The results support the graphical interpretation from part a.

d- Compute and plot the seasonally adjusted data.

components(gas_dcmp_multi) |>
  ggplot(aes(x = Quarter)) +
  geom_line(aes(y = Gas, colour = "gas")) +
  geom_line(aes(y = season_adjust,
                colour = "Seasonally Adjusted")) +
  labs(title = "Quartely Gas Production vs. Adjusted Quartely Gas Production")

e- Change one observation to be an outlier (e.g., add 300 to one observation), and recompute the seasonally adjusted data. What is the effect of the outlier?

gas  |>
  mutate(Gas = ifelse(Gas == 192, Gas + 300, Gas))  |>
  model(classical_decomposition(Gas, type = "multiplicative"))  |>
  components()  |>
  as_tsibble()  |>
  autoplot(Gas, colour = "gray") +
  geom_line(aes(y=season_adjust), colour = "blue") +
  labs(title = "Seasonally Adjusted Gas Production with an Outlier")

Comment: 2006 Q4 is the outlier. When added, the outlier drastically changed the graph compared to the graph from part d. However, the adjusted data seems “pretty close” to the non-adjusted data and the trend and seasonality are pretty close (both from part e).

f- Does it make any difference if the outlier is near the end rather than in the middle of the time series?

gas  |>
  mutate(Gas = ifelse(Gas == 236, Gas + 300, Gas))  |>
  model(classical_decomposition(Gas, type = "multiplicative"))  |>
  components()  |>
  as_tsibble()  |>
  autoplot(Gas, colour = "gray") +
  geom_line(aes(y=season_adjust), colour = "blue") +
  labs(title = "Seasonally Adjusted Gas Production with an Outlier")

Comment: The seasonality remains almost the same for the non adjusted data except for the outlier from parts e and f. The adjusted season has changed considerably from part e to part f.

8-Recall your retail time series data (from Exercise 7 in Section 2.10). Decompose the series using X-11. Does it reveal any outliers, or unusual features that you had not noticed previously?

library(seasonal)

set.seed(12345678)
myseries <- aus_retail |>
  filter(`Series ID` == sample(aus_retail$`Series ID`,1))

x11_dcmp <- myseries  |>
  model(x11 = X_13ARIMA_SEATS(Turnover ~ x11())) |>
  components()

Comment: No outliers are revealed. No unusual features not previously noticed before are revealed.

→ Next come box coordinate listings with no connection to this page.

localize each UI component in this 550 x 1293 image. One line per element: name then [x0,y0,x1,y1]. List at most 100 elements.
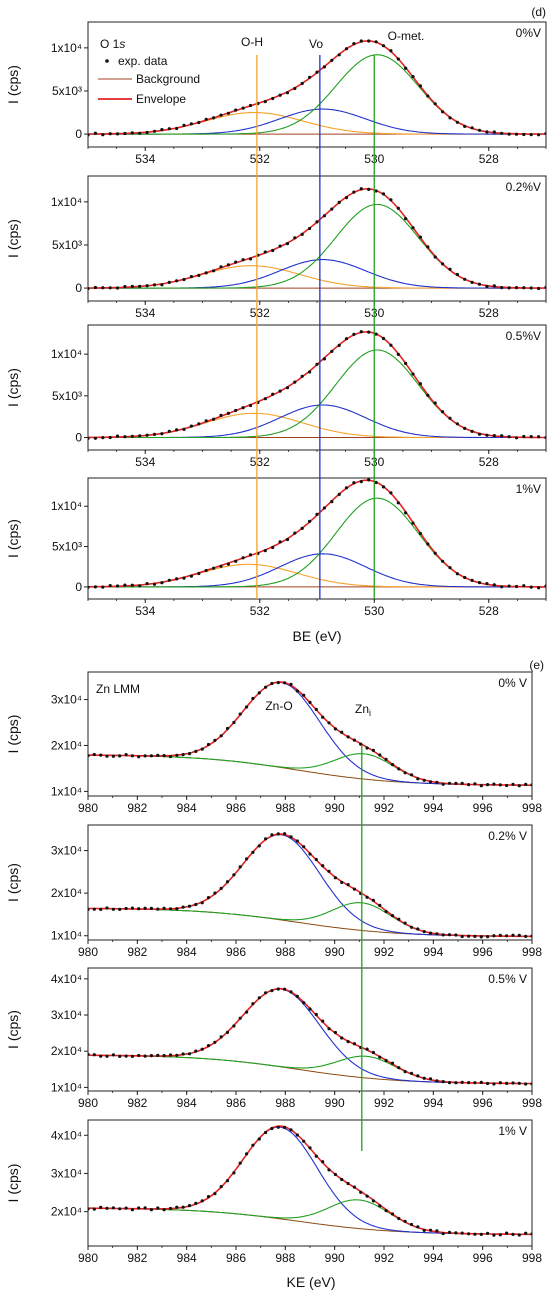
data-point [378,1204,382,1208]
data-point [234,108,238,112]
data-point [352,42,356,46]
x-tick-label: 532 [250,306,270,320]
data-point [477,128,482,132]
data-point [200,1047,204,1051]
annotation-oh: O-H [241,35,263,49]
data-point [416,1074,420,1078]
data-point [206,1195,211,1199]
data-point [213,1192,217,1196]
data-point [441,559,445,563]
data-point [289,682,293,687]
x-tick-label: 996 [473,801,493,815]
data-point [264,1130,268,1135]
data-point [359,39,363,43]
sample-label: 0%V [516,26,541,40]
data-point [270,681,274,686]
data-point [426,94,430,98]
data-point [212,566,216,570]
data-point [181,905,185,909]
x-tick-label: 992 [374,945,394,959]
data-point [162,754,166,758]
data-point [302,693,306,697]
data-point [156,1206,160,1210]
component-zno [88,834,532,937]
data-point [137,1053,141,1058]
data-point [251,850,255,855]
data-point [182,123,186,127]
panel-frame [87,477,547,600]
data-point [212,269,216,273]
data-point [463,277,467,281]
data-point [390,763,395,767]
data-point [517,784,521,788]
data-point [492,434,496,438]
x-tick-label: 998 [522,945,542,959]
data-point [428,1077,433,1081]
panel-e-0-2-V: 980 982 984 986 988 990 992 994 996 998 1x10⁴ 2x10⁴… [5,824,542,959]
data-point [448,566,452,570]
data-point [152,582,157,586]
data-point [467,1081,471,1085]
core-level-label: O 1s [100,37,125,51]
data-point [219,734,223,738]
data-point [537,435,541,439]
data-point [467,934,471,938]
data-point [197,571,201,576]
data-point [500,131,504,135]
data-point [433,255,437,259]
x-tick-label: 996 [473,1096,493,1110]
data-point [463,124,467,128]
data-point [300,526,304,531]
data-point [463,426,467,430]
y-tick-label: 2x10⁴ [51,738,82,752]
data-point [435,780,439,784]
plot-area [88,1125,532,1237]
data-point [145,433,149,437]
y-axis-title: I (cps) [5,1164,21,1203]
panel-d-1-V: 534 532 530 528 0 5x10³ 1x10⁴ I (cps) 1%V [5,477,547,618]
x-tick-label: 986 [226,1251,246,1265]
x-tick-label: 534 [135,152,155,166]
data-point [321,864,325,868]
data-point [257,844,261,848]
data-point [285,537,290,542]
x-tick-label: 980 [78,1096,98,1110]
data-point [374,332,378,336]
data-point [206,1044,211,1048]
data-point [257,691,261,695]
data-point [346,735,350,739]
data-point [498,1081,502,1085]
data-point [374,40,378,44]
envelope-curve [88,1125,532,1236]
data-point [435,1079,439,1083]
data-point [428,931,433,935]
data-point [152,432,157,436]
envelope-curve [88,987,532,1085]
data-point [225,1030,230,1034]
data-point [143,754,147,758]
data-point [411,521,415,525]
data-point [232,873,236,877]
data-point [479,784,483,788]
data-point [416,927,420,931]
data-point [403,921,407,925]
y-tick-label: 3x10⁴ [51,1008,82,1022]
panel-frame [87,175,547,302]
data-point [187,1204,192,1208]
data-point [492,782,496,786]
data-point [295,689,299,693]
data-point [447,1081,452,1085]
data-point [181,753,185,757]
data-point [365,1194,369,1198]
data-point [149,906,153,911]
data-point [352,332,356,336]
data-point [160,283,164,287]
background-line [88,908,532,937]
data-point [537,586,541,590]
data-point [346,1181,350,1186]
data-point [514,436,519,440]
data-point [371,748,375,753]
component-ometal [88,497,546,588]
data-point [359,480,363,484]
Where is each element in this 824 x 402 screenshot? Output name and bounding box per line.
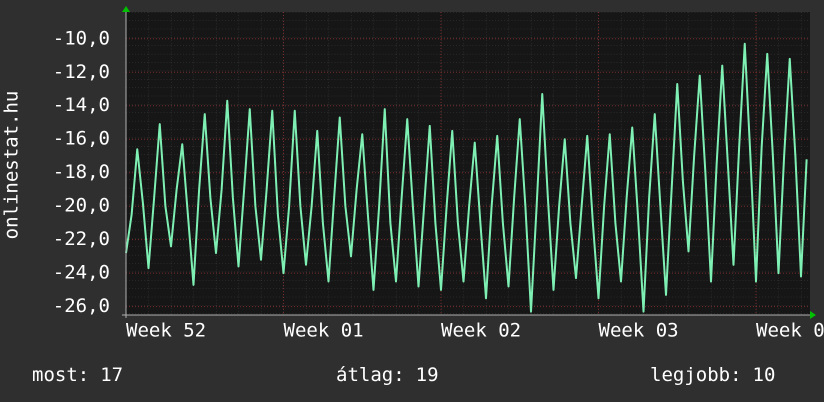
y-tick-label: -10,0 bbox=[53, 27, 110, 49]
stat-value: 17 bbox=[100, 364, 123, 386]
y-tick-label: -22,0 bbox=[53, 228, 110, 250]
y-axis-title: onlinestat.hu bbox=[1, 91, 23, 240]
y-axis-arrow bbox=[122, 6, 130, 12]
stat: legjobb: 10 bbox=[650, 364, 775, 386]
x-tick-label: Week 04 bbox=[756, 320, 824, 342]
x-tick-label: Week 03 bbox=[599, 320, 679, 342]
stat: most: 17 bbox=[32, 364, 123, 386]
x-axis-arrow bbox=[810, 311, 816, 319]
y-tick-label: -20,0 bbox=[53, 195, 110, 217]
stat-label: legjobb: bbox=[650, 364, 742, 386]
x-tick-label: Week 02 bbox=[441, 320, 521, 342]
data-line bbox=[125, 42, 808, 313]
x-tick-label: Week 52 bbox=[126, 320, 206, 342]
y-tick-label: -16,0 bbox=[53, 128, 110, 150]
y-tick-label: -14,0 bbox=[53, 94, 110, 116]
y-tick-label: -12,0 bbox=[53, 61, 110, 83]
stat-value: 19 bbox=[416, 364, 439, 386]
y-tick-label: -24,0 bbox=[53, 262, 110, 284]
minor-grid bbox=[126, 12, 810, 315]
labels: -26,0 -24,0 -22,0 -20,0 -18,0 -16,0 -14,0 -12,0… bbox=[32, 27, 824, 385]
series bbox=[125, 42, 808, 313]
stat-value: 10 bbox=[753, 364, 776, 386]
stat-label: átlag: bbox=[336, 364, 405, 386]
x-tick-label: Week 01 bbox=[284, 320, 364, 342]
y-tick-label: -26,0 bbox=[53, 295, 110, 317]
stat: átlag: 19 bbox=[336, 364, 439, 386]
y-tick-label: -18,0 bbox=[53, 161, 110, 183]
stat-label: most: bbox=[32, 364, 89, 386]
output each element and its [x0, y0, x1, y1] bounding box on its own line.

9-Figures 3.19 and 3.20 show the result of decomposing the number of persons in the civilian labour force in Australia each month from February 1978 to August 1995.

a- Write about 3-5 sentences describing the results of the decomposition:

From figure 3.19:

The trend graph shows an increasing trend in the labour force throughout the years. The scale of the trend graph is the same as the value graph which depicts the non decomposed time series. The trend from the value graph is approximately similar to the trend graph. The season_year graph shows a steady seasonality. However, the scale is much lower which could indicate the negligible impact of the season of the year on the labour force. There is a trough between 1991 and 1992 shown in the remainder graph with an impact noticed on the value graph, but not noticed on the trend graph.

b- Is the recession of 1991/1992 visible in the estimated components?

Yes, the recession of 1991/1992 is visible in the remainder graph with the noticeable troughs.